«Campoamor estaría continuamente en Twitter»

García Martín, momentos antes de su conferencia en el Edificio Histórico. / A. PIÑA
García Martín, momentos antes de su conferencia en el Edificio Histórico. / A. PIÑA
José Luis García Martín - Escritor, profesor universitario y crítico

«Es una paradoja: sus poemas eran escandalosos, pero él estuvo con los conservadores. Era lo contrario a 'Clarín'»

D. LUMBRERAS OVIEDO.

El escritor, profesor y colaborador de EL COMERCIO José Luis García Martín (Aldeanueva del Camino, 1950) participó ayer en unas jornadas organizadas por el PP y dedicadas al 125 aniversario del Teatro Campoamor con una conferencia titulada como su antología, recién publicada, 'Amor, humor y filosofía. En torno a Ramón de Campoamor' en el Edificio Histórico de la Universidad.

-Amor y humor, dos temas que pueden ser peligrosos o divertidos.

-Campoamor, aparte de otras cosas, es un humorista. Y un personaje muy contradictorio: nunca sabemos cuándo habla en serio o en broma, y esas ocurrencias las llamó 'humoradas'. En eso tenía algo en común con Ángel González, que lleva el chiste a la poesía. En cuanto al amor, sus principales lectoras eran las mujeres. Su análisis con socarronería, otras veces con exceso de romanticismo, fue lo que lo hizo popular.

-¿Era apreciado como literato en su tiempo?

-En los últimos treinta años del siglo (XIX) es el poeta por excelencia, el más leído. También admirado y criticado, porque no hay gran poeta sin oposición.

-¿Lo han eclipsado los novelistas del XIX, como 'Clarín'?

-Incluso los modernistas, como Rubén Darío y Antonio Machado, apreciaban a Campoamor, les influye. En las vanguardias y cuando Juan Ramón Jiménez evoluciona a la poesía pura, marcan un corte, es lo contrario a la que defendía Campoamor. Prescinden de la anécdota, se alejan de la sintaxis cotidiana, rompen con la gramática, el principio de la rima... Campoamor es de los últimos poetas donde la rima es esencial a la poesía: quería quedarse en la memoria de la gente, y era así. A partir de 1917 la rima va quedando como algo secundario. Eso aleja a Campoamor del gusto contemporáneo.

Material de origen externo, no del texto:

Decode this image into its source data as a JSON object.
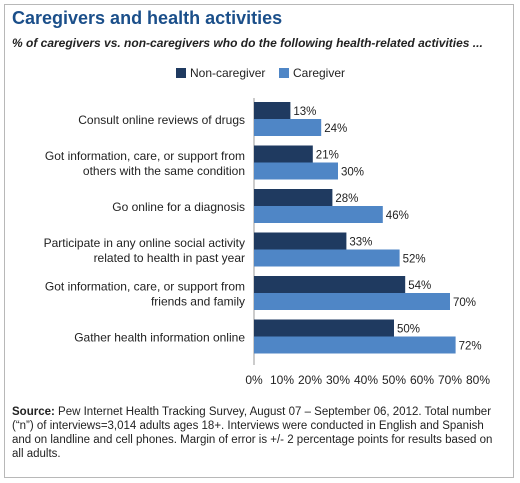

-¿La greguería de Gómez de la Serna descendiente de la humorada?

-Claro. Las humoradas tuvieron varios descendientes: la greguería, el aforismo, el epigrama, los poemas breves de 140 caracteres en Twitter...

-¿Campoamor sería un tuitero?

-Claro, con las humoradas estaría continuamente escribiendo. 'Todo el amor es triste. / Mas triste y todo, es lo mejor que existe'. Lo podría firmar Marwan o Inés Sastre, a los que luego los retuitea mucha gente.

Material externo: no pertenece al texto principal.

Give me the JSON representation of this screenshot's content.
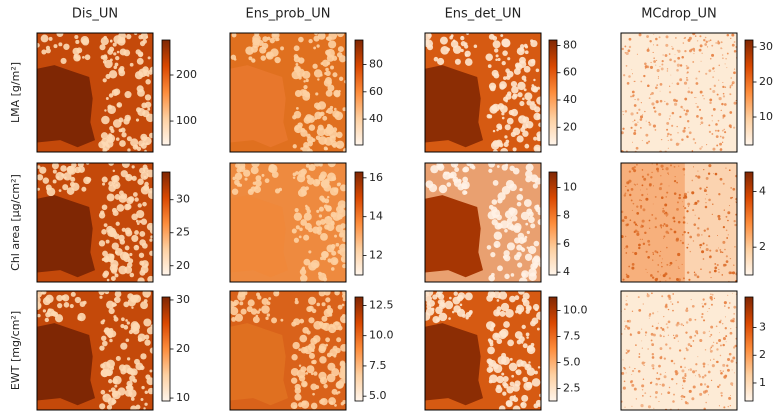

-¿Las instituciones lo olvidan?

-Es un poeta asturiano, pero que estuvo fuera de Asturias: Madrid, Alicante, Valencia... Y tuvo una carrera política muy significativa pero poco conocida. Fue diputado, gobernador civil... ligado a la derecha que ha sido superada por la Historia. Es una paradoja: sus poemas eran escandalosos, pero él estuvo con los conservadores. Políticamente es lo contrario a 'Clarín', que sin embargo fue su admirador e hizo que le dieran el nombre al teatro.

-¿Es verdad que vino a la inauguración del teatro por su huerta?

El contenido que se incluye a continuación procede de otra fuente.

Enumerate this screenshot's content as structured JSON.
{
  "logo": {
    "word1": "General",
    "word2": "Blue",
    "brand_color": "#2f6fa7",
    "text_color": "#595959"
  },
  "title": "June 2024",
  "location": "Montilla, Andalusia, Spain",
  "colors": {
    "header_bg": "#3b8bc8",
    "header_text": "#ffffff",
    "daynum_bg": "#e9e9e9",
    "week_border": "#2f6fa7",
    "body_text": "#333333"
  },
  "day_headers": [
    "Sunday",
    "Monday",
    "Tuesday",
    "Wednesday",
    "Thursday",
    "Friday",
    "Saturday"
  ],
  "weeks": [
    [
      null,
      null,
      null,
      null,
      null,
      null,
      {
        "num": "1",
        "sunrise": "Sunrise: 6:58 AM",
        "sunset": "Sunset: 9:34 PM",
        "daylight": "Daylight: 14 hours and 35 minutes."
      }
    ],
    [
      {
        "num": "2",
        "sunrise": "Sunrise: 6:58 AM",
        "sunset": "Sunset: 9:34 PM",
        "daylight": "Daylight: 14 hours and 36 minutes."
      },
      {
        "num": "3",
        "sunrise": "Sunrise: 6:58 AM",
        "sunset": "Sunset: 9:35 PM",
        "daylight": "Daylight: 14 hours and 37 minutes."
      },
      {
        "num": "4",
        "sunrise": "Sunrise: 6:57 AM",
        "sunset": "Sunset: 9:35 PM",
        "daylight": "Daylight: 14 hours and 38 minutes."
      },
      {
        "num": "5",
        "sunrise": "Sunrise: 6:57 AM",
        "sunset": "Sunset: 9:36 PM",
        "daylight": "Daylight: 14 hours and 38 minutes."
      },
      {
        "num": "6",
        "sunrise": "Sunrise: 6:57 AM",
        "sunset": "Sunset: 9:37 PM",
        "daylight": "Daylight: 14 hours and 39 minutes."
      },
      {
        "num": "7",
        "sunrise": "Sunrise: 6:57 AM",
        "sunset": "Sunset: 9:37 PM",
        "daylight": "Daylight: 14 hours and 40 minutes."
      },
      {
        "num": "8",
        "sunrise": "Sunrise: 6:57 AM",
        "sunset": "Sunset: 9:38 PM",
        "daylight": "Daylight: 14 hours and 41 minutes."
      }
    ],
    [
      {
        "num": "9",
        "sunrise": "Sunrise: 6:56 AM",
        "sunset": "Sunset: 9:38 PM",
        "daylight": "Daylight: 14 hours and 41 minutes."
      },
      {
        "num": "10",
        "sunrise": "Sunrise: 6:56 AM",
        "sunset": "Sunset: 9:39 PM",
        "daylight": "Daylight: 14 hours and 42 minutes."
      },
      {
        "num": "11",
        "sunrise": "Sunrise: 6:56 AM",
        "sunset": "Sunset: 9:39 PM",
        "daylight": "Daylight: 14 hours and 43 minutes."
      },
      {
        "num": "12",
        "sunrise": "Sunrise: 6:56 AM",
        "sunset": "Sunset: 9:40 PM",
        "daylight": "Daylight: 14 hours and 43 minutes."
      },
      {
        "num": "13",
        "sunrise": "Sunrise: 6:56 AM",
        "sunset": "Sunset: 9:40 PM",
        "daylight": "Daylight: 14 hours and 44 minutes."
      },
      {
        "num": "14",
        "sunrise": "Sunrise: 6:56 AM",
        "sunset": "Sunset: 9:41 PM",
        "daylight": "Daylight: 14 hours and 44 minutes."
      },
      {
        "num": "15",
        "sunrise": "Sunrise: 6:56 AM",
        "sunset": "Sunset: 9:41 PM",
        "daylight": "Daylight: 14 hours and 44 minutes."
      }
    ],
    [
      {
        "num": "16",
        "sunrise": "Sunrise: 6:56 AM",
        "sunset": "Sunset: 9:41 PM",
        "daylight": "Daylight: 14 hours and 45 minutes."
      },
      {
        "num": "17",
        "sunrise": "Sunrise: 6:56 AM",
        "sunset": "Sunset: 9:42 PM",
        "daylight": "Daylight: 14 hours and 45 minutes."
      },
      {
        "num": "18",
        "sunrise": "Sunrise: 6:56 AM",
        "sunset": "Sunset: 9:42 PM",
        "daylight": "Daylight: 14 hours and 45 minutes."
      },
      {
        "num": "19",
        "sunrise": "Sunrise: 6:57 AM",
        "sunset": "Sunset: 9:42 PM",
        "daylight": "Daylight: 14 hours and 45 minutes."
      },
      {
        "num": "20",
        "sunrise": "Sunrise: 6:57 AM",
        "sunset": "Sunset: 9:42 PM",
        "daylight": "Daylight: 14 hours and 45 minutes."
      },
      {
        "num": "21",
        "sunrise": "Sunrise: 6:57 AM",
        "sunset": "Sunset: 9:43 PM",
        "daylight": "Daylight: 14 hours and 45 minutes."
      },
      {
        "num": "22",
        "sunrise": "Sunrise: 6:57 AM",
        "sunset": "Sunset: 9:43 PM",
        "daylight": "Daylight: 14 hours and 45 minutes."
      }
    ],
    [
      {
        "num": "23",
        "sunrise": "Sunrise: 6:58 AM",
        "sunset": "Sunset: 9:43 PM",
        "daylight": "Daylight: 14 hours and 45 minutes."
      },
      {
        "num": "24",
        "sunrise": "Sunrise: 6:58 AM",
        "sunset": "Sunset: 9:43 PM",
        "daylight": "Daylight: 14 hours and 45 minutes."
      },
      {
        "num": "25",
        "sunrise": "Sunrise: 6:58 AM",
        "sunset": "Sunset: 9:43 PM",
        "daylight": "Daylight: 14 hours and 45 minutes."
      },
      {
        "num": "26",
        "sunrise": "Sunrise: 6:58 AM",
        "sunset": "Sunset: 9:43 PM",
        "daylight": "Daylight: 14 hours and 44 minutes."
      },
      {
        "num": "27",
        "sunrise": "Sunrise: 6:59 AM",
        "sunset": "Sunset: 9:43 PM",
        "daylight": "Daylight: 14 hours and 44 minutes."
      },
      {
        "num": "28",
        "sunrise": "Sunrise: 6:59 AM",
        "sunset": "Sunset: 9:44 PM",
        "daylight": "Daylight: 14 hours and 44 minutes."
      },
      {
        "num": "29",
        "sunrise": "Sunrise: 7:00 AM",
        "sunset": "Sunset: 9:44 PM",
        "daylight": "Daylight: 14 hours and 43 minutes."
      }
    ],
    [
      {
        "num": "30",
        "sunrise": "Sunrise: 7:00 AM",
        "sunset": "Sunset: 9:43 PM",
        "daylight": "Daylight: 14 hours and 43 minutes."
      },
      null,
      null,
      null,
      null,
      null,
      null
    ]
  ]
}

-Se marchó de Asturias. Hay un poema dedicado a Navia, pero no la quería tanto cuando en veinte años no vino a verla. En Alicante tenía una finca, cultivaba, recibía gente... Es como los jubilados que se van a Benidorm.

-¿Dónde queda la filosofía?

-La lleva a sus poemas, quiere objetivar sus ideas mediante anécdotas. Junto con Antonio Machado, es el poeta con más preocupación filosófica en sus propios versos.

-¿Qué diría Campoamor del Oviedo de hoy en día?

-Diría poco del de antes y del de ahora. Su ciudad era Madrid. Gracias al empeño de 'Clarín', su nombre está ligado para siempre a Oviedo.

-¿Tiene más proyectos con él?

-No. He tratado de ver lo que de Campoamor sigue siendo vigente. En unos poemas muestro que todavía se le puede leer con gusto.